If you’ve come here looking for how to make a cheese board, you’re in the wrong place—but wait! Let us guide your search, because you’re really, really close, in fact you’re just one click away from our Quick Start Guide for building a cheese board. There are a lot of other great lessons about cheese boards in our Classroom, too, especially in the Board Building section. 

If you’re confused because you thought a cheese board was a charcuterie board, then we can also help you! Check out our lesson on What is and Isn’t a Charcuterie Board (TLDR: charcuterie means meat, so a charcuterie board is a meat board). If you’re looking to build a cheese and charcuterie board, then read on and learn about how to to make this charcuterie board, and then read the Quick Start Guide and put them all together to make a delicious masterpiece.

This lesson is focused on the traditional charcuterie board, which is meat-focused and thus will delight the meat lovers in your life. A charcuterie board can include any of the following items:

  • Salami
  • Thinly sliced ham, such as Prosciutto or Jamón Ibérico
  • Cured meats
  • Paté
  • Pickles
  • Olives
  • Marinated vegetables
  • Mustard
  • Crackers
  • Bread


To make a charcuterie board, you first need to gather your ingredients. You probably want 3-5 different meats, but this is not a hard and fast rule. Plan on about 3 slices of each meat per person. If you go to your cheesemonger or deli case, you can ask for slices instead of weight.

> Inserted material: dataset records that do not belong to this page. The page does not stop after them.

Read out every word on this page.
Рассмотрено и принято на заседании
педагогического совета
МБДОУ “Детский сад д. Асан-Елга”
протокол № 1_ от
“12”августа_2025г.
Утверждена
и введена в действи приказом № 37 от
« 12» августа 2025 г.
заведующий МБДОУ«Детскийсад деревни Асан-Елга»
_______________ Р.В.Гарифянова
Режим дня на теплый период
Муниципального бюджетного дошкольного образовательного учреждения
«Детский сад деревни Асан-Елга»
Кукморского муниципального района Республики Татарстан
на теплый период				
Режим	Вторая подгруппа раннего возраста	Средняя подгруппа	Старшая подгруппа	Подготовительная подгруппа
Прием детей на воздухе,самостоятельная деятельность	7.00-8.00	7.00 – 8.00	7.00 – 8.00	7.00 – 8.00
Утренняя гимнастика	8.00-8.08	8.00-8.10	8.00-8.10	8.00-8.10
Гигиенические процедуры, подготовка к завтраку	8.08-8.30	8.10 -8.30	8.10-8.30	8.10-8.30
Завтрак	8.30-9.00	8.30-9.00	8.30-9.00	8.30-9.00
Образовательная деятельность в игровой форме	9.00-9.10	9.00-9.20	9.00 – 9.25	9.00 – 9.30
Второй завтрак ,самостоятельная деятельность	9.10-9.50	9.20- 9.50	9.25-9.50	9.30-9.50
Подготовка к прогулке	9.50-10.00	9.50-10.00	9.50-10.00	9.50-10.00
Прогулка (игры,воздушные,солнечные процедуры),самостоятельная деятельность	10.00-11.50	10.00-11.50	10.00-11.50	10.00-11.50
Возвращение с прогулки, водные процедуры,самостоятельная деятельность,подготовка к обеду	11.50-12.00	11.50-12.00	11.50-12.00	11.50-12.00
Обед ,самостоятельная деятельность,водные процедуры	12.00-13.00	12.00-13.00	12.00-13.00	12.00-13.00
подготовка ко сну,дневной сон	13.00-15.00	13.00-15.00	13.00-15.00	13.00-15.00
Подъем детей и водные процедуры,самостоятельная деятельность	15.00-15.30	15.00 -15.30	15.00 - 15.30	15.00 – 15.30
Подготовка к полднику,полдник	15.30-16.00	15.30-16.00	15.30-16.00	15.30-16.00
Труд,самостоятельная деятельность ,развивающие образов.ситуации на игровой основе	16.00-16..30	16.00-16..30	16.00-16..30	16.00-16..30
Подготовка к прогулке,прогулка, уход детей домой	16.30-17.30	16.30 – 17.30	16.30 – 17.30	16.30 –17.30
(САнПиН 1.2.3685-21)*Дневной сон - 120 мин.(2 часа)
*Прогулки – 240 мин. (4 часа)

Next you need to come up with a plan. We like to break up a charcuterie board into different sections to make it easy to build. Each section will have one of the ingredients in it. This illustration will show you a few sketches of how you can break up a board into sections. Keep in mind that you might want to use small bowls for things like mustard or possibly pickles.

charcuterie plans


Here we’ve chosen a plan on a round board that we will fill with 6 meats, along with pickles, olives, mustard and marinated artichokes. We start by putting down our bowls on our board to anchor the plate. 

Graphic display of blank charcuterie board


Now we fill in each section with a different meat option and we use different folds and rolls from our our 7 Ways to Style Your Charcuterie lesson.

Graphic displaying how to fill in with meat


Lastly we fill our remaining sections with pickles and olives making sure to drain them well if they are going directly on the board.

Graphic displaying how to fill in with pairings


A charcuterie board is mainly meat, and you can use the same principles as a cheese board to make it as beautiful as it is delicious!


Make your own charcuterie board! Get a selection of cured meats and use the techniques above to make a beautiful board.

BONUS: Tell five friends about the difference between a cheese board and a charcuterie board.